Despite this, I had colourful and pleasant dreams, which surprised me, and for which I am thankful this morning. In my dreams I was buying fresh crabs at a market, always a delightful prospect. There was also a discussion about a tetraploid mango – no doubt inspired by a conversation with M after dinner while eating our dessert of Jaffa Sweetie. I had thought it might be a hybrid of pomelo and orange – the pomelo providing the yellowish green rind and the orange donating genes for sweetness and fine pulp. M had opined it was most likely a cross between pomelo and grapefruit.

Those dreams have lightened my heart and mind, despite the melancholy aroused by Harris’s book. I am grateful for dear, close friends like A, who is such a warm- and kind-hearted person and equally so is his wife D.

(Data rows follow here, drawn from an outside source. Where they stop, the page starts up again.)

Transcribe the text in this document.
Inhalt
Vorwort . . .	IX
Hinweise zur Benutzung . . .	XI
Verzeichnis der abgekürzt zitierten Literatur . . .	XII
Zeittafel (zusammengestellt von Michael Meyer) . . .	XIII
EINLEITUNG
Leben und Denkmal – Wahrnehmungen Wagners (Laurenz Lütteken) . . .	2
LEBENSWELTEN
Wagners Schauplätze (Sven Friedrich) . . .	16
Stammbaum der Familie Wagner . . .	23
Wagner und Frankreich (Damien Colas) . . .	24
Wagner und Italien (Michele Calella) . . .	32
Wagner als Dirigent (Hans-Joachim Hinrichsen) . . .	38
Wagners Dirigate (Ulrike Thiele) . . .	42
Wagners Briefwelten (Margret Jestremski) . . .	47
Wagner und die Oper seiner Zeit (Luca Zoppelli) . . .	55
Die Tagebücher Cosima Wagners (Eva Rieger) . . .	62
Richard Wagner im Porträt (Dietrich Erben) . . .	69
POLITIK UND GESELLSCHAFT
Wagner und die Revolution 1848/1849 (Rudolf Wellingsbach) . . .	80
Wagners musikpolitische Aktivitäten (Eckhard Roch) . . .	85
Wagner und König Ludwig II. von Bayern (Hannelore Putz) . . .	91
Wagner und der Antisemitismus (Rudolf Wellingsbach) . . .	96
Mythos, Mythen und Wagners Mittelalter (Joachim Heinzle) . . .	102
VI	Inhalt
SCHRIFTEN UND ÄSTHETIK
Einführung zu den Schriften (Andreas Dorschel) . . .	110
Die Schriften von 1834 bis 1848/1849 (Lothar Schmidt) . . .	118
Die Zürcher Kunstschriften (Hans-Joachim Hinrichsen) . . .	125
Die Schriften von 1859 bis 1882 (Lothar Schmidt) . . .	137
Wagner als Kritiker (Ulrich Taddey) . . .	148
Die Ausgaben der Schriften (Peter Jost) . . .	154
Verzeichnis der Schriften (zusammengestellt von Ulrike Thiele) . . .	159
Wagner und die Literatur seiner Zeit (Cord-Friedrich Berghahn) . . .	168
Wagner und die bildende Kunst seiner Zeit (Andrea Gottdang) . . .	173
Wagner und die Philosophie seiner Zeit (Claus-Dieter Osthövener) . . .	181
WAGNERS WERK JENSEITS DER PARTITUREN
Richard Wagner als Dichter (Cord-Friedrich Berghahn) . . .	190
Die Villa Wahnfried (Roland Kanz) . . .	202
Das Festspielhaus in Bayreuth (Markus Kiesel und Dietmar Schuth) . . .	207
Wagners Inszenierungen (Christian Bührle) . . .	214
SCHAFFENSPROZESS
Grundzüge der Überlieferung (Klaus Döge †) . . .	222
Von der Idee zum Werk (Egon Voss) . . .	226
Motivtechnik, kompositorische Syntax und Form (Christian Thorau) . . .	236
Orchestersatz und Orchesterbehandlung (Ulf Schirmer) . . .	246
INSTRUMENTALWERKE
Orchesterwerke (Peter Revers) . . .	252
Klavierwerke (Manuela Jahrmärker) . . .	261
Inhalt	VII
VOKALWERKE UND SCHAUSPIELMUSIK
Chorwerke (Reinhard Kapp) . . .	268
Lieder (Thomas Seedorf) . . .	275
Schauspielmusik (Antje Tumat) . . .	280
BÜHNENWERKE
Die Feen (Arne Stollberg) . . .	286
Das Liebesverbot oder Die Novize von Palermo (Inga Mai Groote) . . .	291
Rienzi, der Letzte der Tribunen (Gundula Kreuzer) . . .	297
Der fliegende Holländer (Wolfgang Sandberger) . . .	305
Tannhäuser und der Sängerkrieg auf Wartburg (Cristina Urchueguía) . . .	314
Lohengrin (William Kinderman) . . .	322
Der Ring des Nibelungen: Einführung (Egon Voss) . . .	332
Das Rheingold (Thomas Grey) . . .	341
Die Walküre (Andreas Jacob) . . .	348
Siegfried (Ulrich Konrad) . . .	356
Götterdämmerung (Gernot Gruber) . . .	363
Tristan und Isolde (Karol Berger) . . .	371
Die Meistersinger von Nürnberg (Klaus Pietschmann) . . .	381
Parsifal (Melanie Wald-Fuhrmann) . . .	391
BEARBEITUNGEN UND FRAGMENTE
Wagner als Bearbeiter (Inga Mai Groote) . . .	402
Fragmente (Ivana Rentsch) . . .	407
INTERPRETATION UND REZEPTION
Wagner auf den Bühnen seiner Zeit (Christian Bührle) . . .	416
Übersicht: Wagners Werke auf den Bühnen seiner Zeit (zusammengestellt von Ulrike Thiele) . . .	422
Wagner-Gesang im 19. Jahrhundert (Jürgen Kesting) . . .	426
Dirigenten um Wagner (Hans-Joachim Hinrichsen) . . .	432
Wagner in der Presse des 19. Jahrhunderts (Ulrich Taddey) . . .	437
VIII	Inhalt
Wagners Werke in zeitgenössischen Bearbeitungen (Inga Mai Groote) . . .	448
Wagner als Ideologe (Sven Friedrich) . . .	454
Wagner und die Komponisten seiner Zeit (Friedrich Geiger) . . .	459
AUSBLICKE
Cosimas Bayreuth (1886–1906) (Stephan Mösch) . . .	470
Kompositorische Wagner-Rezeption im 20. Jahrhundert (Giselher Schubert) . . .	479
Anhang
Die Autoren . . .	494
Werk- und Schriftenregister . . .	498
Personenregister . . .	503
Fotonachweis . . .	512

I am also so thankfully relieved that the crow is back on its perch on the fir, though it was not there when my eyes searched for it all of yesterday. I had been worried that the magpie — that avian thief —  roosting on the birch nearby, had something to do with it or its nest. M said that was unlikely because magpies are terrified of crows.

I shall read the book to the end of course, having started it. In his preface, Harris writes: “This book aims to use the techniques of a novel to retell the true story of the Dreyfus affair, perhaps the greatest political scandal and miscarriage of justice in history….” He goes on: “None of the characters … even the most minor, is wholly fictional, and almost all of what occurs…actually happened in real life.”

I am grateful for writers like Harris who, by their popularization of historical events, can rouse me, and hopefully other readers, into a sad realization of history repeating itself in our time.